A motivação vai e volta.
Se hoje você sente empolgação, ótimo. Se não sente, isso também é completamente normal.
O erro é acreditar que só dá para agir quando há empolgação. A motivação é instável. Sobe, desce, muda de forma.
Confiar nela para manter hábitos de longo prazo quase sempre acaba gerando frustração.
O que sustenta um comportamento não é vontade. É a simplicidade da ação. Quando algo é fácil o bastante, acontece mesmo nos dias de baixa energia.
Existe um ponto em que três coisas se encontram: motivação, habilidade e um sinal claro. Nos dias em que a motivação está baixa, a tarefa precisa ser muito fácil.
A maioria define hábitos para os dias bons, quando sobra energia. Mas é nos dias ruins que o hábito precisa caber.
O segredo não é tentar sentir mais motivação. É definir o hábito para precisar de menos.

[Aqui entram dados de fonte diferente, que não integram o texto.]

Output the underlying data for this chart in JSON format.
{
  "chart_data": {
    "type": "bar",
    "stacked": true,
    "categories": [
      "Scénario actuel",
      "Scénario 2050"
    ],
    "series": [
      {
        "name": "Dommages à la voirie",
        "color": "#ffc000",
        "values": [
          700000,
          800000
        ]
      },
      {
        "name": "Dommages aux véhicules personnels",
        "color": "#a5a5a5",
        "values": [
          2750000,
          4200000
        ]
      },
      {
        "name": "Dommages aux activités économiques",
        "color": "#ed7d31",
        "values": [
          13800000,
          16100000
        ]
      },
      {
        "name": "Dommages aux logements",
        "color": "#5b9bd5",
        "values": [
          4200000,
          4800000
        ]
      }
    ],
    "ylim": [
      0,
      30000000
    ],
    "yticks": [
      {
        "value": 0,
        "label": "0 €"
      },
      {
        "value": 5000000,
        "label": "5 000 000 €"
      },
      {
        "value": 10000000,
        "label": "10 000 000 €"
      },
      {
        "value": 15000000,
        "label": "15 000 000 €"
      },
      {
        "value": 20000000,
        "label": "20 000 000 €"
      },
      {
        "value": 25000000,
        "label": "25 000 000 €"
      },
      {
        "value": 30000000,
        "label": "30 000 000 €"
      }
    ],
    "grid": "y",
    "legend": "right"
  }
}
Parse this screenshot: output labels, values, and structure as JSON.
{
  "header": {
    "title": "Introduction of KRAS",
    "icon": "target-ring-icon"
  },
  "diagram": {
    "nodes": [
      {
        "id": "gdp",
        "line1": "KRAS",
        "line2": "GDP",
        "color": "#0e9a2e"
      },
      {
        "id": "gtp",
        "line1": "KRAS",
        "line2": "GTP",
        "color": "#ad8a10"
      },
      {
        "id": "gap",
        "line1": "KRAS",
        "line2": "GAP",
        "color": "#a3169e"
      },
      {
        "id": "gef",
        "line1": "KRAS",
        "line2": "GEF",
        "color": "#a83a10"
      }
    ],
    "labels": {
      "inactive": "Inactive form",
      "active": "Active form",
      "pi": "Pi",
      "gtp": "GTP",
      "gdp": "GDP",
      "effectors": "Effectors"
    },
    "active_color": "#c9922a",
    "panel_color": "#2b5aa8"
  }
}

Quanto menor a ação, mais resistente ela é ao cansaço, ao mau humor, ao estresse. Se o esforço é pequeno, não há negociação interna; você simplesmente faz.
E quando o hábito não acontece, o problema raramente é falta de força pessoal. Geralmente é excesso de exigência.
Se a energia estiver baixa, reduza o tamanho do hábito, não a frequência.
Aparecer, mesmo com pouco, mantém o sistema vivo.
É isso que faz o hábito sobreviver, mesmo quando a onda da motivação está longe.